Saving Canada for Canada Day
Just in time for Canada Day, the Nature Conservancy of Canada (NCC) has announced several new protected areas.
Almost 2,700 acres (1,092 hectares) along the northern shore of Lake Erie has been protected in Ontario. Known as Turkey Point Marsh, the area is part of the Long Point World Biosphere Reserve. It is a biologically diverse region containing coastal wetlands, sand dunes and sand spits which supports over 60 at-risk species such as the snapping turtle and the Eastern foxsnake. The conservation agreement which protects this land allows sustainable hunting and fishing while protecting wetland and prohibiting further development.
Out west, 2,610-acres (1,056 hectares) of Chinook Ranch in the Bow Natural Area of Alberta is newly protected. Much of Chinook Ranch is already protected thanks to a conservation easement with the NCC which was completed in 2010. All together, the property is almost 5000 acres in size. Securing this land for conservation helps many species of moose, deer, and bear as well as a wide variety of birds.

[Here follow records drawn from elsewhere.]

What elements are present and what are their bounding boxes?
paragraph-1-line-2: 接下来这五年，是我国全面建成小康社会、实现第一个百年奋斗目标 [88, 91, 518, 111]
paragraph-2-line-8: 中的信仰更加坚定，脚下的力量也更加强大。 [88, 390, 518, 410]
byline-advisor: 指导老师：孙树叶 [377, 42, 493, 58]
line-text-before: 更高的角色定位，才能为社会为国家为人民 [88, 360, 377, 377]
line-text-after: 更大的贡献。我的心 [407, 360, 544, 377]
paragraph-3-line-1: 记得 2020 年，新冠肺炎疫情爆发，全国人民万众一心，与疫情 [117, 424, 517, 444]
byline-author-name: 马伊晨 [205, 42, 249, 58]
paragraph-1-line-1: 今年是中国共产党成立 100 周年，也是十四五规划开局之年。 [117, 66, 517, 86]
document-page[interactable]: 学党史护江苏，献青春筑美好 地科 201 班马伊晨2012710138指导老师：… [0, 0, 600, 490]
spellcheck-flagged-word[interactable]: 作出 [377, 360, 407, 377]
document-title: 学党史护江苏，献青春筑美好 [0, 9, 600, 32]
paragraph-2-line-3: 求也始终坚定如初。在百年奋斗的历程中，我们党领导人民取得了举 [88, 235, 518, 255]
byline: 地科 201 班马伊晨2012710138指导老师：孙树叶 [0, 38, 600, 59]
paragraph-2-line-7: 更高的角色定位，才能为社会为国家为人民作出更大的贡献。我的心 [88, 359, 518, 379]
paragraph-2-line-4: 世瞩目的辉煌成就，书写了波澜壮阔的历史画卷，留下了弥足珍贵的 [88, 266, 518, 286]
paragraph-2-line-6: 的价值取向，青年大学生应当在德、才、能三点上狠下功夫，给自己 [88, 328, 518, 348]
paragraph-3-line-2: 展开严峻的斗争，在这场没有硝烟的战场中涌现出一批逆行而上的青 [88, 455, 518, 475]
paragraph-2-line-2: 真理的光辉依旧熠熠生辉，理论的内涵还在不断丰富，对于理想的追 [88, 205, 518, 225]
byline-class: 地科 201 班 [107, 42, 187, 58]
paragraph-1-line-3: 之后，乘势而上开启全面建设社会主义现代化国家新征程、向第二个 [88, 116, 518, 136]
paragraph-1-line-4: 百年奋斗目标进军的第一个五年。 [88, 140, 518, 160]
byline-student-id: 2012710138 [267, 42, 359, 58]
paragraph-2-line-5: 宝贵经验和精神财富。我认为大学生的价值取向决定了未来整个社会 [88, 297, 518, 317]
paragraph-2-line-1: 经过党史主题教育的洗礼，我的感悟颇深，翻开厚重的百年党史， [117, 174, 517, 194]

Additionally, 160 acres (64 hectares) of sand dune habitat is now protected. Located about nine miles west of Brandon, the property is a gift from a private Canadian family. The land features sandhill grasslands, Aspen forest and shrubs such as hazel and choke cherry. Endangered plant species such as the Smooth Goosefoot and the Hairy Prairie Clover are also now protected within this region.
In total, the NCC has protected over 7,870 acres (3,185 hectares) of Canadian wilderness and natural habitat this Canada Day. The new protected areas are possible thanks to gifts from Canadians across the country and support from the Government of Canada’s Natural Areas Conservation Program.